We wtorek (20) miliony ludzi podążają ulicami Buenos Aires za konwojem Lionela Messiego i drużyny argentyńskiej, aby uczcić trzeci tytuł mistrza świata Albicelesce. Z autobusu, który powoli przeciska się przez tłum, gracze z dumą prezentują trofeum, które zdobyli w niedzielę przeciwko Francji. Rząd ogłosił święto narodowe, aby ułatwić ludziom udział w festiwalu.

„Dla mnie samo zobaczenie, jak przechodzą, to dużo. Jeśli Messi spojrzy nam w oczy, w kamerę, będzie już dobrze” – powiedział AFP w Obelisku 19-letni Valentín Pino. „Po tylu cierpieniach już się poświęcili” – świętował z uśmiechem.

PUBLICIDADA

W centrum Buenos Aires kibice nieśli wszędzie flagi kraju. Rogi, rogi i pieśni, takie jak popularny „Muchachos”, nieoficjalny hymn Argentyny na Pucharze Świata.

„Idę do Obelisku, bo Argentyna wygrała. Nie wygrałem od 36 lat. Miałam sześć lat, kiedy wygrał w 1986 roku. Nie potrafię tego wytłumaczyć słowami, tylko emocjami” – powiedziała Paola Zattera, 43-letnia urzędniczka państwowa.

Dzień dobry mistrzu

„Dzień dobry” – napisał kapitan Messi w poście na swoich portalach społecznościowych, zamieszczając zdjęcie w łóżku przytulającego Puchar Świata, jak dziecko i jego ulubiona zabawka.

PUBLICIDADA

Z kubkiem w dłoni i szerokim uśmiechem argentyńska gwiazda schodziła po schodach samolotu, gdy delegacja wysiadała około 2:40 w nocy i pomachała do tłumu czekającego na czuwanie na zespół.

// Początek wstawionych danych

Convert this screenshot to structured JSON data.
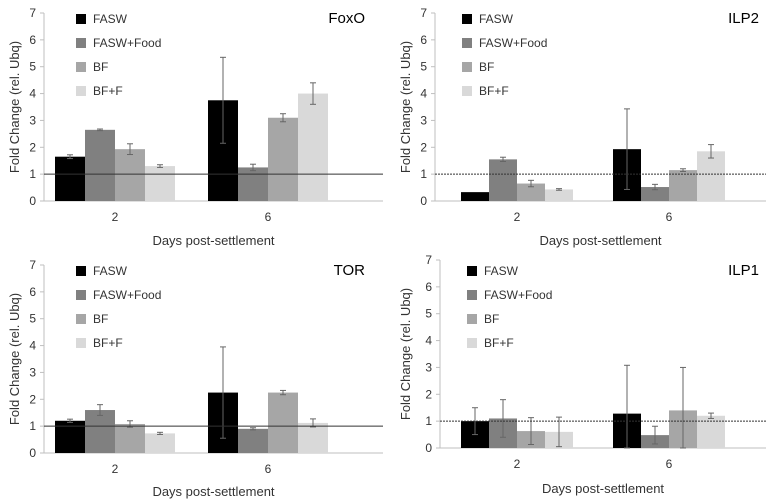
{
  "chart_data": [
    {
      "type": "bar",
      "title": "FoxO",
      "xlabel": "Days post-settlement",
      "ylabel": "Fold Change (rel. Ubq)",
      "ylim": [
        0,
        7
      ],
      "yticks": [
        0,
        1,
        2,
        3,
        4,
        5,
        6,
        7
      ],
      "categories": [
        "2",
        "6"
      ],
      "reference_line": 1,
      "legend_position": "top-left",
      "series": [
        {
          "name": "FASW",
          "color": "#000000",
          "values": [
            1.65,
            3.75
          ],
          "errors": [
            0.07,
            1.6
          ]
        },
        {
          "name": "FASW+Food",
          "color": "#808080",
          "values": [
            2.65,
            1.25
          ],
          "errors": [
            0.03,
            0.12
          ]
        },
        {
          "name": "BF",
          "color": "#a6a6a6",
          "values": [
            1.93,
            3.1
          ],
          "errors": [
            0.2,
            0.15
          ]
        },
        {
          "name": "BF+F",
          "color": "#d9d9d9",
          "values": [
            1.3,
            4.0
          ],
          "errors": [
            0.05,
            0.4
          ]
        }
      ]
    },
    {
      "type": "bar",
      "title": "ILP2",
      "xlabel": "Days post-settlement",
      "ylabel": "Fold Change (rel. Ubq)",
      "ylim": [
        0,
        7
      ],
      "yticks": [
        0,
        1,
        2,
        3,
        4,
        5,
        6,
        7
      ],
      "categories": [
        "2",
        "6"
      ],
      "reference_line": 1,
      "legend_position": "top-left",
      "series": [
        {
          "name": "FASW",
          "color": "#000000",
          "values": [
            0.33,
            1.93
          ],
          "errors": [
            0.0,
            1.5
          ]
        },
        {
          "name": "FASW+Food",
          "color": "#808080",
          "values": [
            1.55,
            0.52
          ],
          "errors": [
            0.08,
            0.1
          ]
        },
        {
          "name": "BF",
          "color": "#a6a6a6",
          "values": [
            0.65,
            1.15
          ],
          "errors": [
            0.12,
            0.05
          ]
        },
        {
          "name": "BF+F",
          "color": "#d9d9d9",
          "values": [
            0.43,
            1.85
          ],
          "errors": [
            0.03,
            0.25
          ]
        }
      ]
    },
    {
      "type": "bar",
      "title": "TOR",
      "xlabel": "Days post-settlement",
      "ylabel": "Fold Change (rel. Ubq)",
      "ylim": [
        0,
        7
      ],
      "yticks": [
        0,
        1,
        2,
        3,
        4,
        5,
        6,
        7
      ],
      "categories": [
        "2",
        "6"
      ],
      "reference_line": 1,
      "legend_position": "top-left",
      "series": [
        {
          "name": "FASW",
          "color": "#000000",
          "values": [
            1.2,
            2.25
          ],
          "errors": [
            0.06,
            1.7
          ]
        },
        {
          "name": "FASW+Food",
          "color": "#808080",
          "values": [
            1.6,
            0.9
          ],
          "errors": [
            0.2,
            0.04
          ]
        },
        {
          "name": "BF",
          "color": "#a6a6a6",
          "values": [
            1.08,
            2.25
          ],
          "errors": [
            0.12,
            0.08
          ]
        },
        {
          "name": "BF+F",
          "color": "#d9d9d9",
          "values": [
            0.73,
            1.12
          ],
          "errors": [
            0.04,
            0.15
          ]
        }
      ]
    },
    {
      "type": "bar",
      "title": "ILP1",
      "xlabel": "Days post-settlement",
      "ylabel": "Fold Change (rel. Ubq)",
      "ylim": [
        0,
        7
      ],
      "yticks": [
        0,
        1,
        2,
        3,
        4,
        5,
        6,
        7
      ],
      "categories": [
        "2",
        "6"
      ],
      "reference_line": 1,
      "legend_position": "top-left",
      "series": [
        {
          "name": "FASW",
          "color": "#000000",
          "values": [
            1.0,
            1.28
          ],
          "errors": [
            0.5,
            1.8
          ]
        },
        {
          "name": "FASW+Food",
          "color": "#808080",
          "values": [
            1.1,
            0.48
          ],
          "errors": [
            0.7,
            0.33
          ]
        },
        {
          "name": "BF",
          "color": "#a6a6a6",
          "values": [
            0.63,
            1.4
          ],
          "errors": [
            0.5,
            1.6
          ]
        },
        {
          "name": "BF+F",
          "color": "#d9d9d9",
          "values": [
            0.6,
            1.2
          ],
          "errors": [
            0.55,
            0.1
          ]
        }
      ]
    }
  ]
}
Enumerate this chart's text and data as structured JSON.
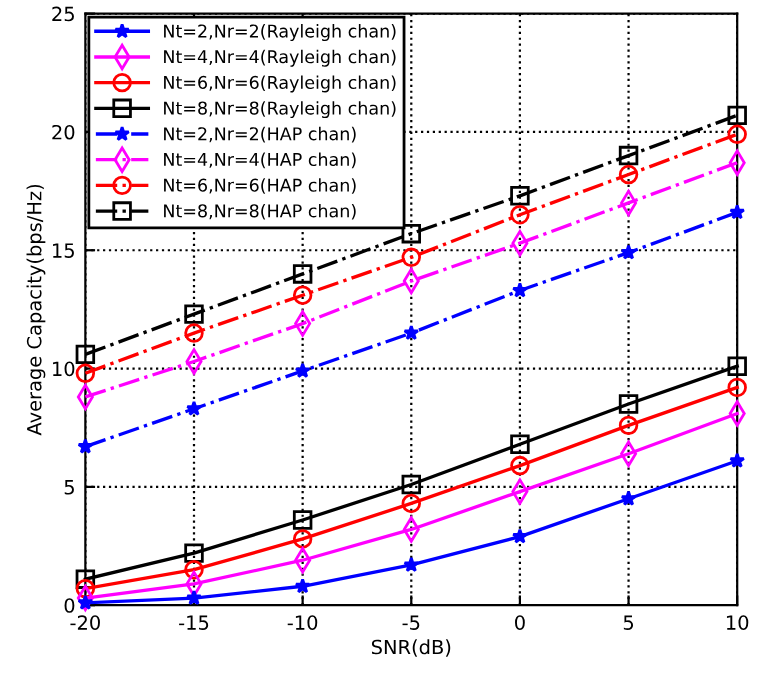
{
  "chart_data": {
    "type": "line",
    "xlabel": "SNR(dB)",
    "ylabel": "Average Capacity(bps/Hz)",
    "x": [
      -20,
      -15,
      -10,
      -5,
      0,
      5,
      10
    ],
    "xlim": [
      -20,
      10
    ],
    "xticks": [
      -20,
      -15,
      -10,
      -5,
      0,
      5,
      10
    ],
    "ylim": [
      0,
      25
    ],
    "yticks": [
      0,
      5,
      10,
      15,
      20,
      25
    ],
    "grid": true,
    "legend": "top left",
    "series": [
      {
        "name": "Nt=2,Nr=2(Rayleigh chan)",
        "color": "#0000ff",
        "marker": "star",
        "line_style": "solid",
        "values": [
          0.1,
          0.3,
          0.8,
          1.7,
          2.9,
          4.5,
          6.1
        ]
      },
      {
        "name": "Nt=4,Nr=4(Rayleigh chan)",
        "color": "#ff00ff",
        "marker": "diamond",
        "line_style": "solid",
        "values": [
          0.3,
          0.9,
          1.9,
          3.2,
          4.8,
          6.4,
          8.1
        ]
      },
      {
        "name": "Nt=6,Nr=6(Rayleigh chan)",
        "color": "#ff0000",
        "marker": "circle",
        "line_style": "solid",
        "values": [
          0.7,
          1.5,
          2.8,
          4.3,
          5.9,
          7.6,
          9.2
        ]
      },
      {
        "name": "Nt=8,Nr=8(Rayleigh chan)",
        "color": "#000000",
        "marker": "square",
        "line_style": "solid",
        "values": [
          1.1,
          2.2,
          3.6,
          5.1,
          6.8,
          8.5,
          10.1
        ]
      },
      {
        "name": "Nt=2,Nr=2(HAP chan)",
        "color": "#0000ff",
        "marker": "star",
        "line_style": "dashdot",
        "values": [
          6.7,
          8.3,
          9.9,
          11.5,
          13.3,
          14.9,
          16.6
        ]
      },
      {
        "name": "Nt=4,Nr=4(HAP chan)",
        "color": "#ff00ff",
        "marker": "diamond",
        "line_style": "dashdot",
        "values": [
          8.8,
          10.3,
          11.9,
          13.7,
          15.3,
          17.0,
          18.7
        ]
      },
      {
        "name": "Nt=6,Nr=6(HAP chan)",
        "color": "#ff0000",
        "marker": "circle",
        "line_style": "dashdot",
        "values": [
          9.8,
          11.5,
          13.1,
          14.7,
          16.5,
          18.2,
          19.9
        ]
      },
      {
        "name": "Nt=8,Nr=8(HAP chan)",
        "color": "#000000",
        "marker": "square",
        "line_style": "dashdot",
        "values": [
          10.6,
          12.3,
          14.0,
          15.7,
          17.3,
          19.0,
          20.7
        ]
      }
    ]
  }
}
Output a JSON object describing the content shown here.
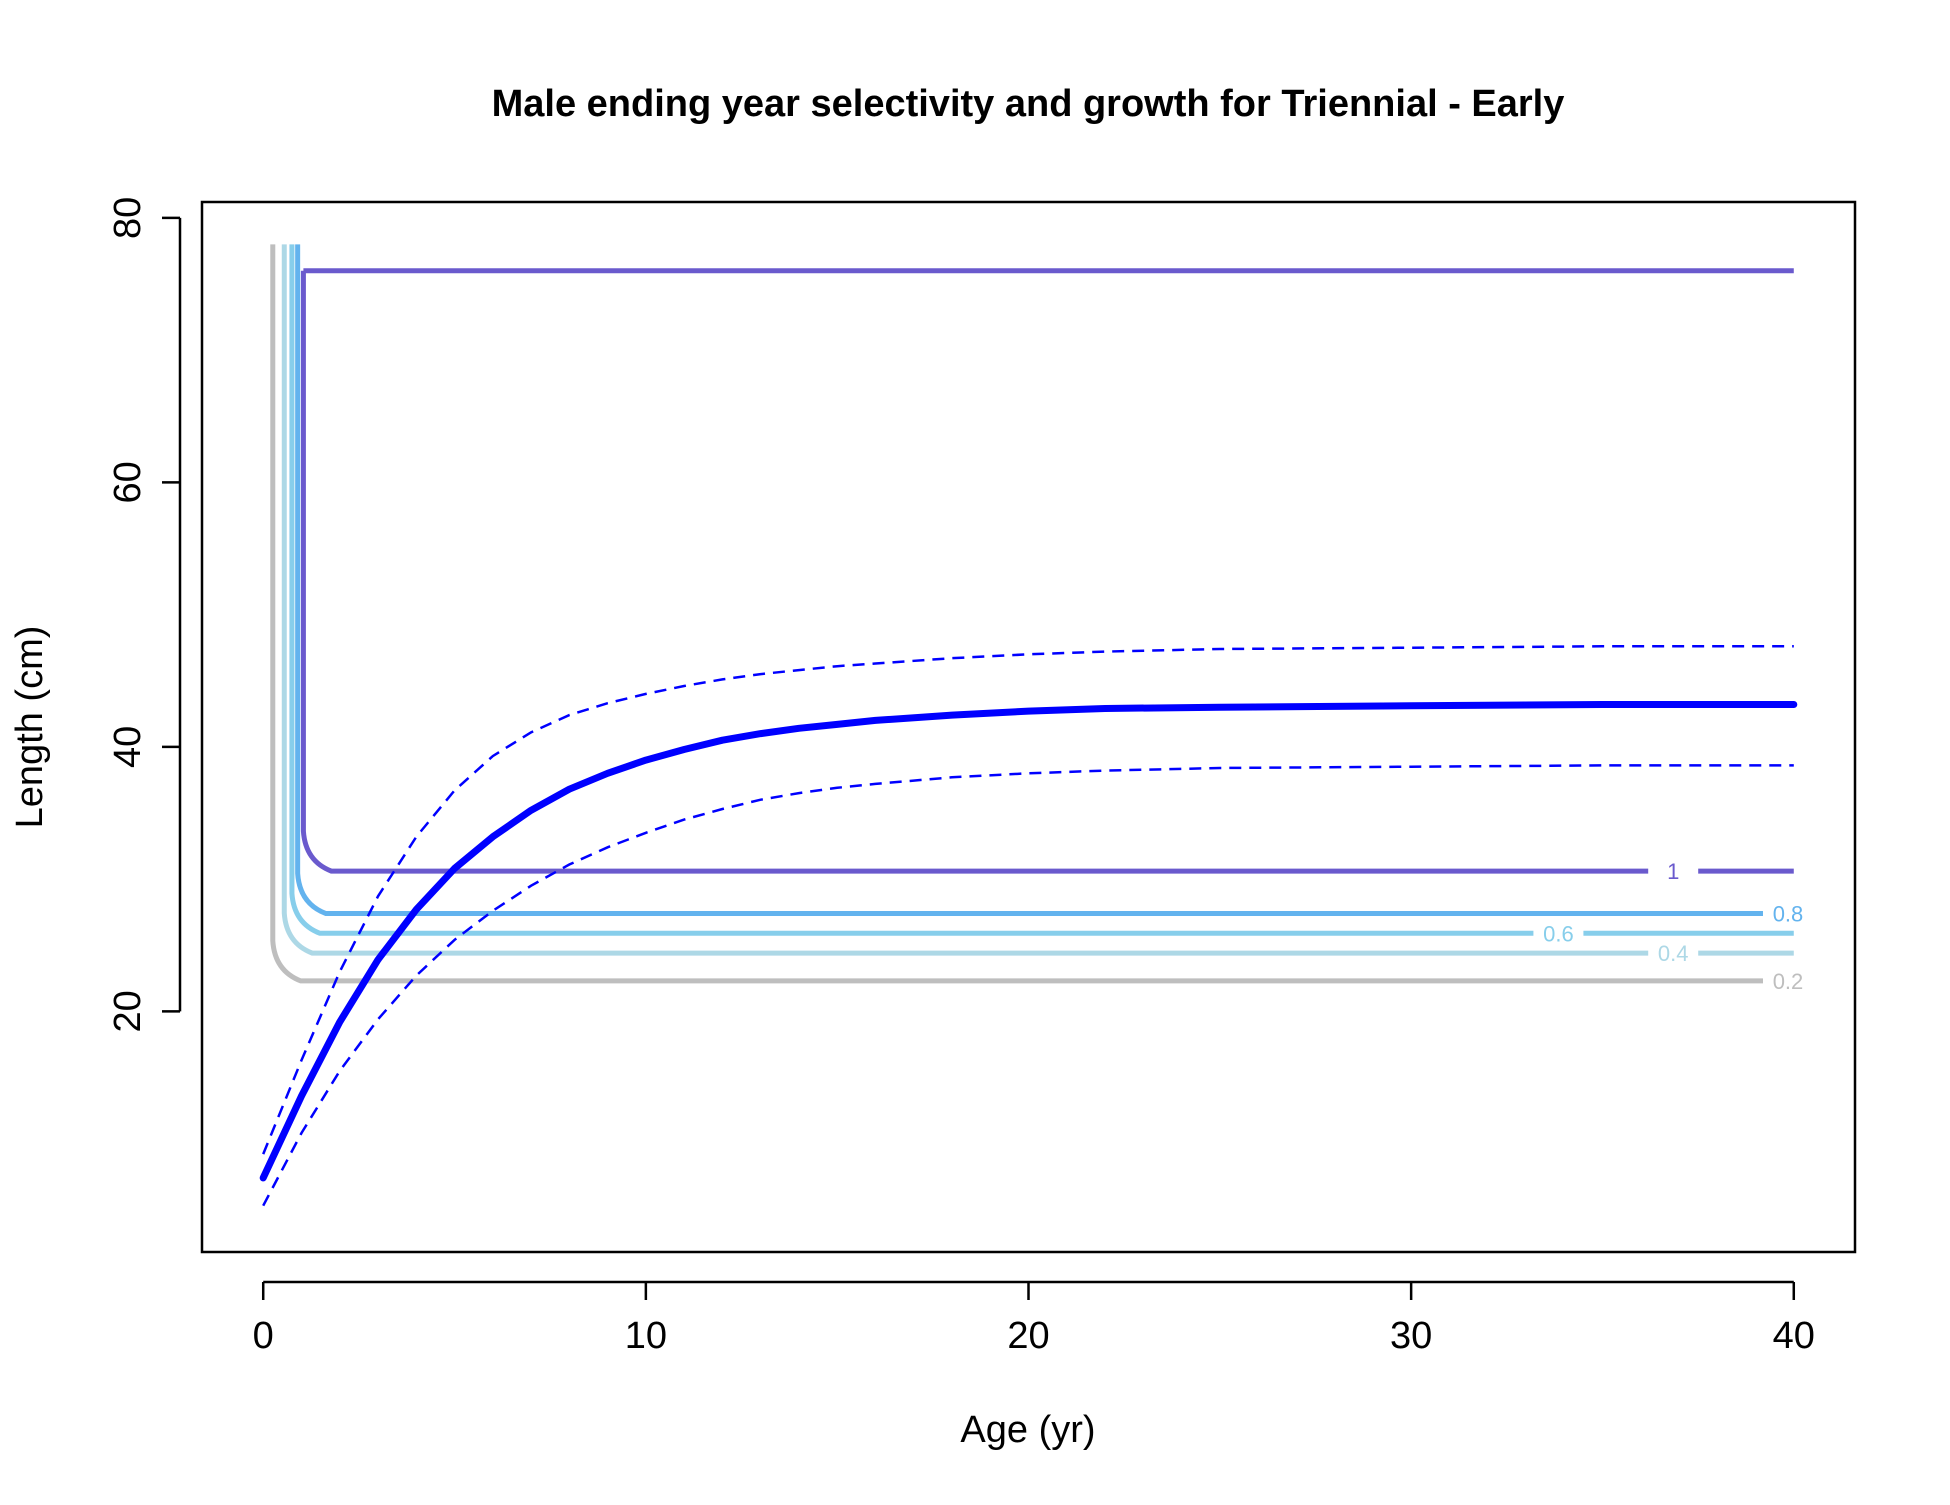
{
  "chart_data": {
    "type": "line",
    "title": "Male ending year selectivity and growth for Triennial - Early",
    "xlabel": "Age (yr)",
    "ylabel": "Length (cm)",
    "xlim": [
      -1.6,
      41.6
    ],
    "ylim": [
      1.8,
      81.2
    ],
    "xticks": [
      0,
      10,
      20,
      30,
      40
    ],
    "yticks": [
      20,
      40,
      60,
      80
    ],
    "grid": false,
    "legend": "none",
    "colors": {
      "growth": "#0000ff",
      "contour_1": "#6a5acd",
      "contour_0_8": "#63b3ee",
      "contour_0_6": "#87ceeb",
      "contour_0_4": "#add8e6",
      "contour_0_2": "#bebebe"
    },
    "growth": {
      "mean": [
        [
          0,
          7.4
        ],
        [
          1,
          13.6
        ],
        [
          2,
          19.2
        ],
        [
          3,
          23.9
        ],
        [
          4,
          27.7
        ],
        [
          5,
          30.8
        ],
        [
          6,
          33.2
        ],
        [
          7,
          35.2
        ],
        [
          8,
          36.8
        ],
        [
          9,
          38.0
        ],
        [
          10,
          39.0
        ],
        [
          11,
          39.8
        ],
        [
          12,
          40.5
        ],
        [
          13,
          41.0
        ],
        [
          14,
          41.4
        ],
        [
          15,
          41.7
        ],
        [
          16,
          42.0
        ],
        [
          18,
          42.4
        ],
        [
          20,
          42.7
        ],
        [
          22,
          42.9
        ],
        [
          25,
          43.0
        ],
        [
          30,
          43.1
        ],
        [
          35,
          43.2
        ],
        [
          40,
          43.2
        ]
      ],
      "upper": [
        [
          0,
          9.2
        ],
        [
          1,
          16.3
        ],
        [
          2,
          23.0
        ],
        [
          3,
          28.7
        ],
        [
          4,
          33.2
        ],
        [
          5,
          36.7
        ],
        [
          6,
          39.3
        ],
        [
          7,
          41.1
        ],
        [
          8,
          42.4
        ],
        [
          9,
          43.3
        ],
        [
          10,
          44.0
        ],
        [
          11,
          44.6
        ],
        [
          12,
          45.1
        ],
        [
          13,
          45.5
        ],
        [
          14,
          45.8
        ],
        [
          15,
          46.1
        ],
        [
          16,
          46.3
        ],
        [
          18,
          46.7
        ],
        [
          20,
          47.0
        ],
        [
          22,
          47.2
        ],
        [
          25,
          47.4
        ],
        [
          30,
          47.5
        ],
        [
          35,
          47.6
        ],
        [
          40,
          47.6
        ]
      ],
      "lower": [
        [
          0,
          5.3
        ],
        [
          1,
          10.8
        ],
        [
          2,
          15.5
        ],
        [
          3,
          19.4
        ],
        [
          4,
          22.7
        ],
        [
          5,
          25.4
        ],
        [
          6,
          27.6
        ],
        [
          7,
          29.5
        ],
        [
          8,
          31.1
        ],
        [
          9,
          32.4
        ],
        [
          10,
          33.5
        ],
        [
          11,
          34.5
        ],
        [
          12,
          35.3
        ],
        [
          13,
          36.0
        ],
        [
          14,
          36.5
        ],
        [
          15,
          36.9
        ],
        [
          16,
          37.2
        ],
        [
          18,
          37.7
        ],
        [
          20,
          38.0
        ],
        [
          22,
          38.2
        ],
        [
          25,
          38.4
        ],
        [
          30,
          38.5
        ],
        [
          35,
          38.6
        ],
        [
          40,
          38.6
        ]
      ]
    },
    "selectivity_contours": [
      {
        "level": "0.2",
        "upper_y": 78.0,
        "lower_y": 22.3,
        "knee_x": 0.2,
        "label_x": 39.3
      },
      {
        "level": "0.4",
        "upper_y": 78.0,
        "lower_y": 24.4,
        "knee_x": 0.5,
        "label_x": 36.3
      },
      {
        "level": "0.6",
        "upper_y": 78.0,
        "lower_y": 25.9,
        "knee_x": 0.7,
        "label_x": 33.3
      },
      {
        "level": "0.8",
        "upper_y": 78.0,
        "lower_y": 27.4,
        "knee_x": 0.85,
        "label_x": 39.3
      },
      {
        "level": "1",
        "upper_y": 76.0,
        "lower_y": 30.6,
        "knee_x": 1.0,
        "label_x": 36.3
      }
    ]
  }
}
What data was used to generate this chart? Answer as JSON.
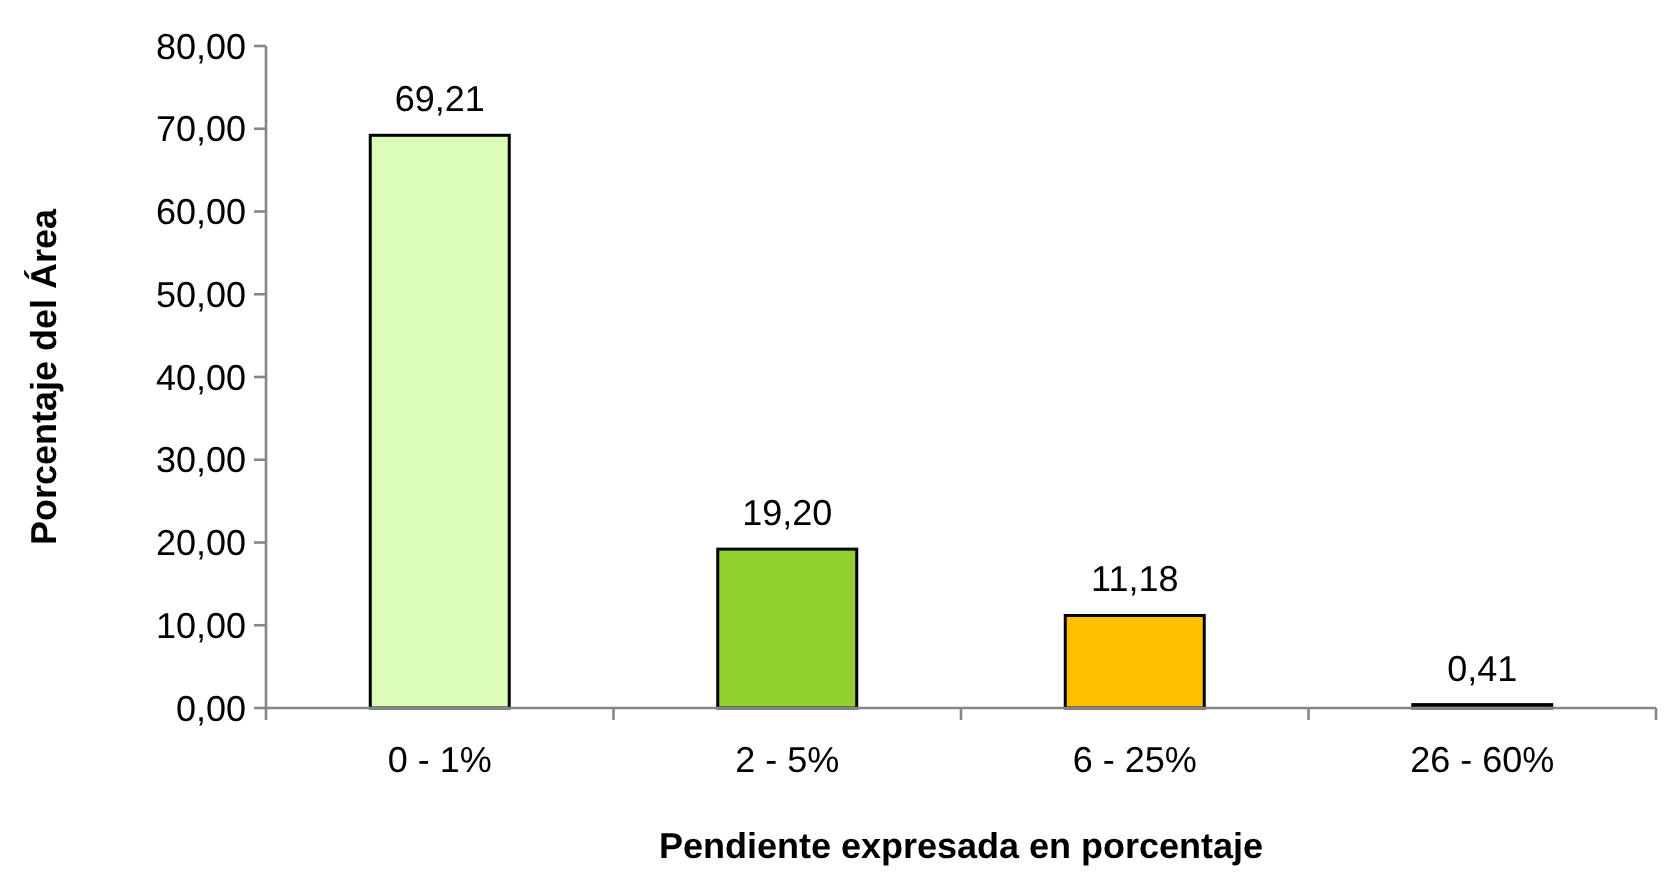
{
  "chart_data": {
    "type": "bar",
    "xlabel": "Pendiente expresada en porcentaje",
    "ylabel": "Porcentaje del Área",
    "categories": [
      "0 - 1%",
      "2 - 5%",
      "6 - 25%",
      "26 - 60%"
    ],
    "values": [
      69.21,
      19.2,
      11.18,
      0.41
    ],
    "colors": [
      "#dbfdb8",
      "#92d02f",
      "#ffc000",
      "#404040"
    ],
    "value_labels": [
      "69,21",
      "19,20",
      "11,18",
      "0,41"
    ],
    "ylim": [
      0,
      80
    ],
    "yticks": [
      {
        "value": 0,
        "label": "0,00"
      },
      {
        "value": 10,
        "label": "10,00"
      },
      {
        "value": 20,
        "label": "20,00"
      },
      {
        "value": 30,
        "label": "30,00"
      },
      {
        "value": 40,
        "label": "40,00"
      },
      {
        "value": 50,
        "label": "50,00"
      },
      {
        "value": 60,
        "label": "60,00"
      },
      {
        "value": 70,
        "label": "70,00"
      },
      {
        "value": 80,
        "label": "80,00"
      }
    ],
    "grid": false
  }
}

Władze wdrożyły system bezpieczeństwa obejmujący objazdy i posterunki policji, aby uniknąć wypadków na trasie.

Pomiędzy bębnami, flagami i koszulkami z numerem 10 Messiego całe rodziny spędziły noc, szukając najlepszego miejsca, by choć na chwilę popatrzeć na przechodzących obok swoich idoli.

PUBLICIDADA

W centrum stolicy mieszka wielu ludzi, którzy przybyli z innych miast, aż do Bariloche (w Patagonii na południu), czy z Rosario, domu Messiego i Ángela Di Maríi, a także z gmin na obrzeżach Buenos Aires.

„Argentyńczycy kochają piłkę nożną i od jakiegoś czasu nie zdobyliśmy Pucharu Świata. To nowe pokolenie przybyło z dużą siłą. Miałem szczęście widzieć grę (Diego) Maradony. Byłem bardzo mały, gdy zdobył tytuł w 1986 roku. To wspaniała nagroda dla Argentyńczyków, którzy na to zasłużyli. Ten zespół jest bardzo zjednoczony z narodem Argentyny” – powiedział Luciano Peralta, 41-letni kupiec z Rosario.